Protest lodged with EU on scrapping talks over Sami

28 Apr, 2005

Pakistan assailed the EU on Wednesday over the European Parliament's decision to cancel talks with a delegation of Pakistani lawmakers because one was a pro-Taleban cleric. "I ... today lodged a strong protest with the EU presidency on the treatment meted out to Senator Samiul Haq," Foreign Minister Khursheed Mehmood Kasuri told a news conference after talks with senior European Union officials in Luxembourg. "We attach a lot of importance to our relationship with the European Union and incidents of this nature act as an irritant."
An eight-member delegation from Pakistan's Senate were due to hold talks on Kashmir and other issues with the Foreign Affairs Committee of the EU assembly in Brussels.

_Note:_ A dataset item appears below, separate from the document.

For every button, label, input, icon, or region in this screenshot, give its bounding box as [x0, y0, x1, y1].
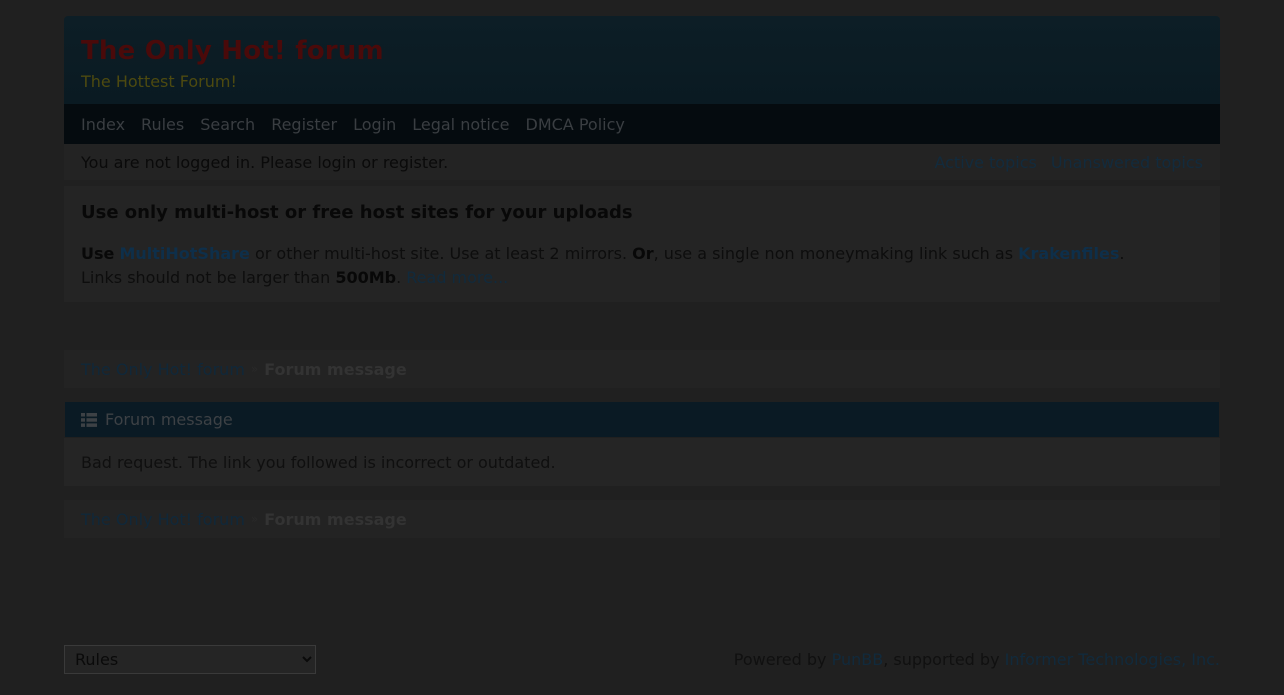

But security staff at Brussels airport stopped Senator Maulana Samiul Haq for 90 minutes, saying he needed clearance from the Belgian government to enter the country.
The meeting with the EU parliament was then called off.

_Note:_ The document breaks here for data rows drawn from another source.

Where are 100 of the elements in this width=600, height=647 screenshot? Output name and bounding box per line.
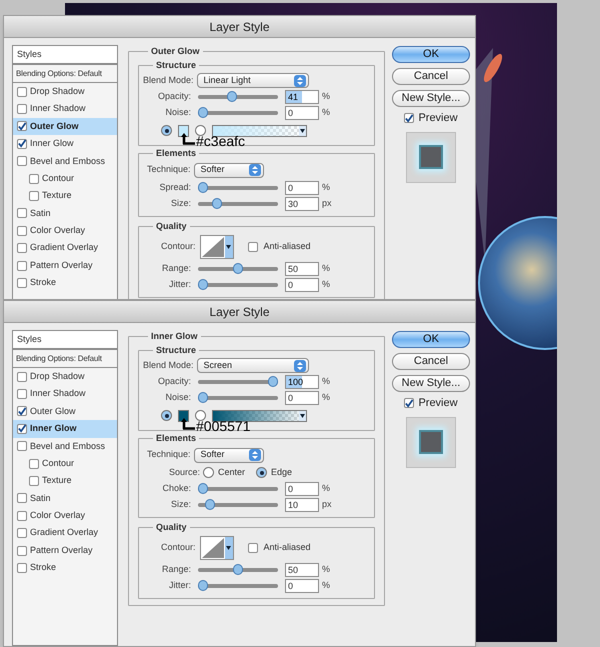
gradient-picker[interactable]: [212, 124, 307, 136]
value-field[interactable]: 0: [285, 391, 319, 405]
slider-thumb[interactable]: [198, 182, 208, 192]
radio-button[interactable]: [161, 410, 172, 421]
effect-list-item[interactable]: Bevel and Emboss: [13, 438, 117, 455]
effect-list-item[interactable]: Pattern Overlay: [13, 256, 117, 274]
effect-list-item[interactable]: Bevel and Emboss: [13, 152, 117, 170]
slider-thumb[interactable]: [198, 392, 208, 403]
checkbox[interactable]: [17, 546, 27, 556]
effect-list-item[interactable]: Contour: [13, 170, 117, 188]
checkbox[interactable]: [17, 86, 27, 97]
dialog-button[interactable]: Cancel: [392, 68, 470, 85]
slider-thumb[interactable]: [198, 107, 208, 118]
checkbox[interactable]: [29, 476, 39, 486]
effect-list-item[interactable]: Color Overlay: [13, 507, 117, 525]
contour-picker[interactable]: [200, 235, 234, 259]
technique-dropdown[interactable]: Softer: [194, 162, 264, 178]
effect-list-item[interactable]: Satin: [13, 490, 117, 508]
effect-list-item[interactable]: Texture: [13, 187, 117, 205]
effect-list-item[interactable]: Texture: [13, 472, 117, 490]
checkbox[interactable]: [404, 398, 414, 408]
blend-mode-dropdown[interactable]: Linear Light: [196, 73, 309, 88]
checkbox[interactable]: [17, 424, 27, 434]
dialog-button[interactable]: New Style...: [392, 90, 470, 107]
effect-list-item[interactable]: Inner Glow: [13, 420, 117, 438]
checkbox[interactable]: [17, 121, 27, 132]
slider-thumb[interactable]: [233, 564, 243, 575]
dialog-button[interactable]: OK: [392, 331, 470, 348]
effect-list-item[interactable]: Gradient Overlay: [13, 240, 117, 257]
effect-list-item[interactable]: Contour: [13, 454, 117, 472]
checkbox[interactable]: [17, 138, 27, 149]
slider-thumb[interactable]: [198, 482, 208, 494]
checkbox[interactable]: [17, 243, 27, 254]
slider-thumb[interactable]: [233, 263, 243, 274]
list-item[interactable]: Styles: [13, 46, 117, 65]
checkbox[interactable]: [17, 372, 27, 382]
slider-thumb[interactable]: [205, 498, 215, 510]
radio-button[interactable]: [195, 125, 206, 136]
slider-thumb[interactable]: [212, 198, 222, 208]
slider-thumb[interactable]: [226, 91, 237, 102]
checkbox[interactable]: [29, 458, 39, 469]
slider-thumb[interactable]: [268, 376, 278, 387]
checkbox[interactable]: [404, 113, 414, 124]
effect-list-item[interactable]: Satin: [13, 204, 117, 222]
effect-list-item[interactable]: Gradient Overlay: [13, 524, 117, 542]
value-field[interactable]: 10: [285, 498, 319, 512]
effect-list-item[interactable]: Outer Glow: [13, 402, 117, 420]
slider-thumb[interactable]: [198, 279, 208, 290]
checkbox[interactable]: [17, 493, 27, 504]
color-swatch[interactable]: [178, 124, 189, 136]
value-field[interactable]: 41: [285, 90, 319, 104]
checkbox[interactable]: [17, 226, 27, 236]
effect-list-item[interactable]: Inner Glow: [13, 135, 117, 153]
list-item[interactable]: Blending Options: Default: [13, 350, 117, 368]
color-swatch[interactable]: [178, 410, 189, 422]
contour-picker[interactable]: [200, 536, 234, 560]
checkbox[interactable]: [17, 389, 27, 400]
value-field[interactable]: 0: [285, 278, 319, 292]
effect-list-item[interactable]: Stroke: [13, 274, 117, 292]
value-field[interactable]: 0: [285, 180, 319, 194]
value-field[interactable]: 50: [285, 262, 319, 276]
radio-button[interactable]: [203, 467, 214, 478]
radio-button[interactable]: [161, 125, 172, 136]
technique-dropdown[interactable]: Softer: [194, 448, 264, 462]
checkbox[interactable]: [17, 156, 27, 166]
value-field[interactable]: 0: [285, 579, 319, 593]
checkbox[interactable]: [17, 562, 27, 573]
value-field[interactable]: 50: [285, 563, 319, 577]
effect-list-item[interactable]: Color Overlay: [13, 222, 117, 240]
checkbox[interactable]: [248, 242, 258, 252]
list-item[interactable]: Blending Options: Default: [13, 65, 117, 83]
checkbox[interactable]: [17, 104, 27, 114]
checkbox[interactable]: [17, 528, 27, 538]
dialog-button[interactable]: Cancel: [392, 353, 470, 370]
list-item[interactable]: Styles: [13, 331, 117, 350]
dialog-button[interactable]: New Style...: [392, 375, 470, 392]
effect-list-item[interactable]: Inner Shadow: [13, 385, 117, 403]
checkbox[interactable]: [29, 191, 39, 202]
checkbox[interactable]: [17, 441, 27, 452]
effect-list-item[interactable]: Outer Glow: [13, 118, 117, 136]
effect-list-item[interactable]: Drop Shadow: [13, 368, 117, 386]
value-field[interactable]: 30: [285, 196, 319, 210]
effect-list-item[interactable]: Drop Shadow: [13, 83, 117, 100]
checkbox[interactable]: [17, 260, 27, 271]
checkbox[interactable]: [17, 406, 27, 416]
blend-mode-dropdown[interactable]: Screen: [196, 358, 309, 373]
slider-thumb[interactable]: [198, 580, 208, 591]
effect-list-item[interactable]: Inner Shadow: [13, 100, 117, 118]
gradient-picker[interactable]: [212, 410, 307, 422]
checkbox[interactable]: [17, 510, 27, 521]
effect-list-item[interactable]: Stroke: [13, 559, 117, 577]
checkbox[interactable]: [17, 208, 27, 218]
value-field[interactable]: 0: [285, 106, 319, 120]
checkbox[interactable]: [29, 174, 39, 184]
radio-button[interactable]: [195, 410, 206, 421]
dialog-button[interactable]: OK: [392, 46, 470, 63]
checkbox[interactable]: [17, 278, 27, 288]
value-field[interactable]: 0: [285, 482, 319, 496]
radio-button[interactable]: [256, 467, 268, 478]
effect-list-item[interactable]: Pattern Overlay: [13, 542, 117, 560]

"Pakistan is a pluralistic society. We have political parties of every view and hue," Kasuri said.
"We have ... religious political parties," he added. "Yes, at one time they supported Taleban, but so did a large number of Western countries. But it was not so easy for these political parties to change gear as it was for Western opinion."
He said he had written to Luxembourg Foreign Minister Jean Asselborn, whose country currently holds the presidency of the EU, to seek reassurances that such an incident does not recur.
Asselborn, speaking at the same news conference, described the incident as regrettable. "Nonetheless, we would see this as a blip against a generally bright background of our improving relations," he said.